5年ほど前から音が出なくなる症状が起きたということです。メーカーでは「部品が無い」ということで、ヘッドクリーニングのみで返品されたということです。
故障前に録音したというテープもお送りいただきました。
テープをセットして再生テストを行います。テープは走行しますが、確かに読み込みできません。また、ローディングも不調で10回に1回程度しか成功しません。
カバーを開けて点検を行います。可動式テープガイドの動作不良はありません。
ヘッドチップの状態を拡大鏡を用いて点検します。すると、酷い汚れが付着していることが確認できました。何かは分かりませんが、これまでも見たことのある、シールの接着材のようなベタベタした汚れです。爪楊枝を用いて、その汚れを直接そぎ落とします。
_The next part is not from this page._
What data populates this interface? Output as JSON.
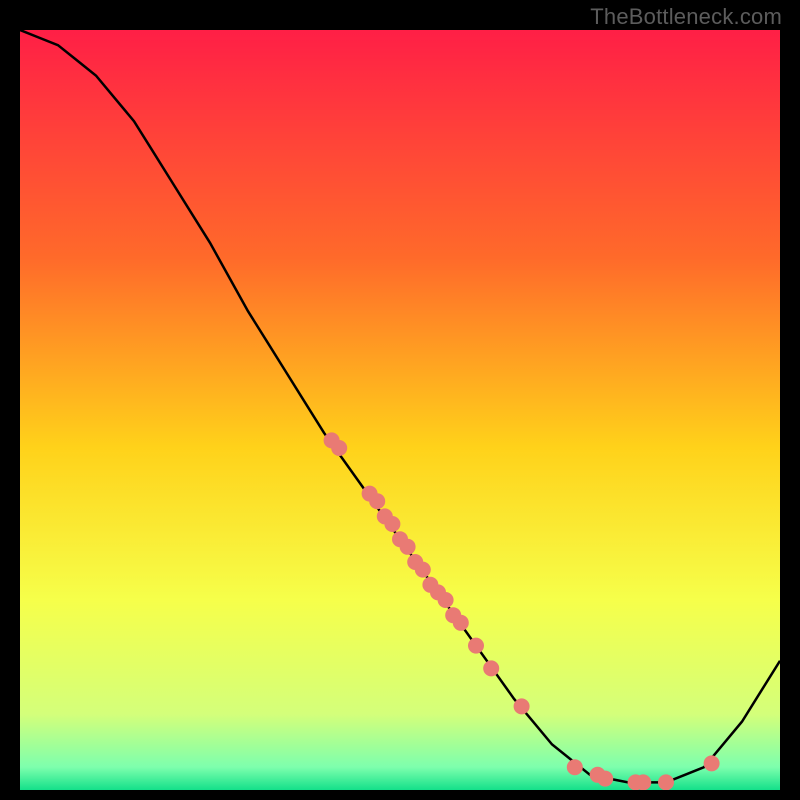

そして、クリーニングテープを長めに走らせます。
無事音が出るようになりました。皆さんは「メーカーサービスなら間違いない」とお思いでしょうが、私の経験上、機器の開発者ならともかく、メーカーサービスではマニュアルに書いてある通りのことしかできませんので、意外と当てにならないものです。
メカを降ろしてカセットホルダーを切り離します。
可動式テープガイドのレール部には製造時にグリスが塗られています。
テープローディングにトラブルが起きたときにそのグリスがテープや周囲に飛散しますので、アルコールで拭き取ります。
ヘッドを痛める純正のスポンジ製ヘッドクリーナーは既に消失しています。不要となったヘッドクリーナーのアームを撤去します。
ヘッドドラム部にも汚れが付着していますので、拡大鏡を用いで清掃を行います。
ピンチローラーの状態は良好です。
メカを裏返して分解を進めます。
リールおモーター、キャプスタンモーター、ギヤ類を取り外します。
リングギヤの可動部は固着寸前です。古いグリスが固まりかけています。
CRCで除去し、シリコングリスを処置します。
ベルトを新品交換します。
2DDリールメカです。ブレーキパッドが剥がれて貼り付いています。
ブレーキ部を分解します。
パッドを張り替えます。
元通りに組み立てます。
本体に仮接続して動作確認を行います。
ヘッドの信号を処理するRFアンプです。
液漏れしやすい電解コンデンサーは既に交換済みでした。
フロントパネルを切り離します。
リモコン受光基板です。10μFの電解コンデンサーが液漏れしています。
交換します。
ディスプレイ基板です。
10μF、
100μF、
100μF、
100μF、計4ケの液漏れしているコンデンサーを交換します。
モード別、入出力別の録音再生状況を確認し、
最後にオーナー様が録音されたテープの再生状態を確認し、修理完了です。